00000090 ["3e00656e"] ["67695475"] ["6e65735f"] ["43444442"] >.engiTunes_CDDB
000000a0 ["5f494473"] ["00392b36"] ["34374334"] ["36373436"] _IDs.9+647C46746
000000b0 ["38413234"] ["38313733"] ["41344132"] ["30334544"] 8A248173A4A203ED
000000c0 ["32323034"] ["4341422b"] ["31363333"] ["39390000"] 2204CAB+163399..
000000d0 ["00000000"] ["00000000"] ["00000000"] ["00000000"] ................

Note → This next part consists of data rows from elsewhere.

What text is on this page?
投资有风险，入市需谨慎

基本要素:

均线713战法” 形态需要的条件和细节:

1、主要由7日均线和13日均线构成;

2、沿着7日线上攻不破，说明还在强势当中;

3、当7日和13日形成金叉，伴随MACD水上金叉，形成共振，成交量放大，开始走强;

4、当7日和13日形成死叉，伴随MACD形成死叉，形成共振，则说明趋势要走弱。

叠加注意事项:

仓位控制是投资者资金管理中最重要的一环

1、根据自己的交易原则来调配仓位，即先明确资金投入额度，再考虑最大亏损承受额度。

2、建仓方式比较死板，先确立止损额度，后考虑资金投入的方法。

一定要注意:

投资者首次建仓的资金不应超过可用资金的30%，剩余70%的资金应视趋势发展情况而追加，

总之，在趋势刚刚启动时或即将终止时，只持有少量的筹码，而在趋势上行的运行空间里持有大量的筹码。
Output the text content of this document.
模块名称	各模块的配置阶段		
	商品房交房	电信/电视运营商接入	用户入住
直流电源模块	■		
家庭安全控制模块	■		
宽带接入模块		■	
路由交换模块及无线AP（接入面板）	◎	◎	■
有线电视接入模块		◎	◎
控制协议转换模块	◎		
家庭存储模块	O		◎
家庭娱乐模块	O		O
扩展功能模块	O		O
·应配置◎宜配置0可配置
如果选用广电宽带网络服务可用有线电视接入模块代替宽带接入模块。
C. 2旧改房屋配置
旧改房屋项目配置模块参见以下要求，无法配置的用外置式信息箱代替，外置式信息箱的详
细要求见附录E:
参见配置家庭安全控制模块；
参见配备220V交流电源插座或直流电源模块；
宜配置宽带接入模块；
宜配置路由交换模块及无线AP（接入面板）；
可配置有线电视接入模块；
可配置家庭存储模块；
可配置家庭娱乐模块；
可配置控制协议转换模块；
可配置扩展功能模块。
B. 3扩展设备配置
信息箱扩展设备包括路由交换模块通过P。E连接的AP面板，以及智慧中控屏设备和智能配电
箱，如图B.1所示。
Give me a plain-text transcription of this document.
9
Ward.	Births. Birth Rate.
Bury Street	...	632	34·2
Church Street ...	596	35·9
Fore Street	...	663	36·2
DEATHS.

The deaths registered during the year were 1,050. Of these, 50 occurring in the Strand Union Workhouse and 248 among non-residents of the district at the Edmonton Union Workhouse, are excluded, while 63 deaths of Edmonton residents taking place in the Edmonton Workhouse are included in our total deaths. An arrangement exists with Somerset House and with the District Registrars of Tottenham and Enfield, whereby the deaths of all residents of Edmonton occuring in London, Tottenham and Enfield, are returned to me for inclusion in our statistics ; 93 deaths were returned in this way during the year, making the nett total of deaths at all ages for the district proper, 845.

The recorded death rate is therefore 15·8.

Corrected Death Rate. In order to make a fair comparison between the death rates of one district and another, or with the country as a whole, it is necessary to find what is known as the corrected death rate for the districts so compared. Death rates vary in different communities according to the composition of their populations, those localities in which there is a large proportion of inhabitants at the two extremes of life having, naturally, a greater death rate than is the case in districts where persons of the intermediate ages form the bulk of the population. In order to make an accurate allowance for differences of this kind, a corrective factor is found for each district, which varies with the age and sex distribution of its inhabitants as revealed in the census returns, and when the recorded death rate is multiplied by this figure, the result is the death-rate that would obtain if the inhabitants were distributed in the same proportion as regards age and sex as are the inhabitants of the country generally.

The long answer looks something like this: (you'll need id3 library version 1.0.0_pre or newer)
require 'net/http'
require 'uri'
require 'id3' # id3 RUby library
require 'hexdump'
file_url = 'http://example.com/filename.mp3'
def get_remote_id3v2_tag( file_url ) # you would call this..
id3v2tag_size = get_remote_id3v2_tag_size( file_url )
if id3v2tag_size > 0
buffer = get_remote_bytes(file_url, id3v2tag_size )
tag2 = ID3::Tag2.new
tag2.read_from_buffer( buffer )
return tag2
else
return nil
end
end
private
def get_remote_id3v2_tag_size( file_url )
buffer = get_remote_bytes( file_url, 100 )
if buffer.bytesize > 0
return buffer.ID3v2tag_size
else
return 0
end
end
private
def get_remote_bytes( file_url, n)
uri = URI(file_url)
size = n # ID3v2 tags can be considerably larger, because of embedded album pictures
Net::HTTP.version_1_2 # make sure we use higher HTTP protocol version than 1.0
http = Net::HTTP.new(uri.host, uri.port)
resp = http.get( file_url , {'Range' => "bytes=0-#{size-1}"} )
resp_code = resp.code.to_i
if (resp_code >= 200 && resp_code < 300) then
return resp.body
else
return ''
end
end
get_remote_id3v2_tag_size( file_url )
=> 2262
See:
http://www.w3.org/Protocols/rfc2616/rfc2616-sec14.html#sec14.35
http://en.wikipedia.org/wiki/Byte_serving
some examples how to download in parts files can be found here:
but please note that there seems to be no way to start downloading "in the middle"
How do I download a binary file over HTTP?
http://unixgods.org/~tilo/Ruby/ID3/docs/index.html
you would at least have to download the last blocks of the file, which contain the ID3 tags -- see ID3 tag definitions...
if you have access to the files on the remote file system, you could do. this remotely, and then transfer back the ID3 tags
Edit:
I was thinking of ID3 v1 tags -- version 2 tags are in the front.